Trailing 10-3 early in the second quarter, the Bears faced third-and-13 from the Packers 25. Mitchell Trubisky dropped a short pass into the hands of Cunningham, who darted toward the end zone. As he was pushed out of bounds by Marwin Evans around the 2, Cunningham, with two hands on the ball, stretched his 5-foot-10 frame and soared toward the pylon.

"Ball in your hands, heat of the moment," Cunningham said.

The Bears were going to have first and goal - until Fox threw his flag, challenging the out-of-bounds ruling.

But only the Bears can win a challenge and lose at the same time.
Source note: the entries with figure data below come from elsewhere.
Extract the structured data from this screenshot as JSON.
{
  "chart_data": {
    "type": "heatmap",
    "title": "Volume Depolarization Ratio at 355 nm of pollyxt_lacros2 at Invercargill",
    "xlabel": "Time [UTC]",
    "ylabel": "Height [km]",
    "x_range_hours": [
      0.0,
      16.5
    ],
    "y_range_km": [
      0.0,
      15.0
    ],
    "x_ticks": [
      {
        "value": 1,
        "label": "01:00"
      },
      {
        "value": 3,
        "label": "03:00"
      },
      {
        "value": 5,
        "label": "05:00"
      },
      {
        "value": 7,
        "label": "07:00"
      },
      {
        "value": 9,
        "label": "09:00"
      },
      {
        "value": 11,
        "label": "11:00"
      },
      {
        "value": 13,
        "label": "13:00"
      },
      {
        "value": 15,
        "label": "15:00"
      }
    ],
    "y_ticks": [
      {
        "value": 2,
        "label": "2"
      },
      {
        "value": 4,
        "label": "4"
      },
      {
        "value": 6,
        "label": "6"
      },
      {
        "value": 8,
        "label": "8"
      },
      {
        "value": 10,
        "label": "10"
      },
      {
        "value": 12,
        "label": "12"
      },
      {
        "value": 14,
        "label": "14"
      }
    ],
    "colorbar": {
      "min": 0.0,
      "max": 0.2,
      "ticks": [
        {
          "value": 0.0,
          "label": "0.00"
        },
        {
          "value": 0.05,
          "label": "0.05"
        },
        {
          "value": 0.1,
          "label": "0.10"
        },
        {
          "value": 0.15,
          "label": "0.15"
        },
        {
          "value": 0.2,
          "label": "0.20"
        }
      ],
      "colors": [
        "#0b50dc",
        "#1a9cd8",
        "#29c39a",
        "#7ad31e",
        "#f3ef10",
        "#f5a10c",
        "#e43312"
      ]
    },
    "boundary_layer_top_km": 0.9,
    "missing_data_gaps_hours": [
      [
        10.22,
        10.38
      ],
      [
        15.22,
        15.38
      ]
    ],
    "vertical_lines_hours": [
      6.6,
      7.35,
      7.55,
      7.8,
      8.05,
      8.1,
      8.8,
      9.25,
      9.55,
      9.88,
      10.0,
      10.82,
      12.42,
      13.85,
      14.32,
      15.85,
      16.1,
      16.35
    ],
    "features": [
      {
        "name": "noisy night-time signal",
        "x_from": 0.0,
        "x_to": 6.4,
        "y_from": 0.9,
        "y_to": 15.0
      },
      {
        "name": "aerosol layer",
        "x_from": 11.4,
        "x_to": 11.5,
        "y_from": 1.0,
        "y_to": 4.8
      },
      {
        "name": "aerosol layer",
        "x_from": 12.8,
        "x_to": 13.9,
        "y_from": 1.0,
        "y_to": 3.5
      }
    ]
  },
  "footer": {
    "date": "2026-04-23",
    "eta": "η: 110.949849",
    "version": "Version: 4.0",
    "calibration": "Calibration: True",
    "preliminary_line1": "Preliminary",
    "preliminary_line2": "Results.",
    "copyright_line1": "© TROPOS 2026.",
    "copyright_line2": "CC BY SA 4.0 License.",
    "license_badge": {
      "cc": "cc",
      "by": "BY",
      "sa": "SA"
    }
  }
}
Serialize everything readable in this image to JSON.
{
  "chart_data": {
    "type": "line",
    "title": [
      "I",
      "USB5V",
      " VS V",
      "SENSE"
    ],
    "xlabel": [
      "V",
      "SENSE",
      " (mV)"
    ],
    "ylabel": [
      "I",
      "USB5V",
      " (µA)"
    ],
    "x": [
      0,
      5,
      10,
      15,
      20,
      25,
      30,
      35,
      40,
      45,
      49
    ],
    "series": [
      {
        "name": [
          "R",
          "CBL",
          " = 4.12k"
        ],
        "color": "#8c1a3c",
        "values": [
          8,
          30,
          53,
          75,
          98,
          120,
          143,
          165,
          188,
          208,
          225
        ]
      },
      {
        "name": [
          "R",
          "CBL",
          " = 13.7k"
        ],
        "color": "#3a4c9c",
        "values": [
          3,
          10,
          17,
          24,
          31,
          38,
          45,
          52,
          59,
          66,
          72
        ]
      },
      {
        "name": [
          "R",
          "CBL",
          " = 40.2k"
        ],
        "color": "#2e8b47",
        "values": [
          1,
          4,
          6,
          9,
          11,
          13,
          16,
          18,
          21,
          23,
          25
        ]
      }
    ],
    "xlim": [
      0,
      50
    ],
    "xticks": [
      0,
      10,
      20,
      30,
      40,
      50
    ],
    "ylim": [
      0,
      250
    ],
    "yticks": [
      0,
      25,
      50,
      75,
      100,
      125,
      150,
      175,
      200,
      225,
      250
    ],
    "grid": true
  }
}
"As he was lunging toward the goal line, he lost the ball in his right hand first, probably, I'm going to guess, 2 feet maybe short of the pylon," referee Tony Corrente said. "As he got even closer, the left hand came off. We had to put together two different angles in order to see both hands losing the football. After he lost it the second time, it went right into the pylon. Which creates a touchback."

Instead of the Bears being 2 yards from a tying touchdown, the Packers had first down at their own 20. Because the play was reversed, funny enough, the Bears didn't lose a timeout.

While every touchdown in the NFL is reviewed, every potential TD is not.

"Only if we put points on the board," said Corrente, whose crew did not.

A standup Cunningham took full responsibility for the momentum-changing play.

"He took responsibility because he's a man and he has pride," defensive end Akiem Hicks said of his teammate. "He wanted to do the best for the team."

So did Fox, whose decision not only backfired but looked even worse after the one-touchdown loss. The Bears didn't score a TD until Trubisky's deep ball to Joshua Bellamy covered 46 yards and pulled the home team within 16-13 with 10:39 left in the fourth quarter.

"Coach had my back," Cunningham said. "It just didn't work out for us as a team. I appreciate him throwing the flag, saying I was in.

"I feel like we were rolling as an offense (before the overturned call)," Cunningham added. "I feel like that play did have a big impact on the game. Worst-case scenario, we walk away with 3 points in that situation. You never want to leave points on the field."

The Bears have made a habit of doing it.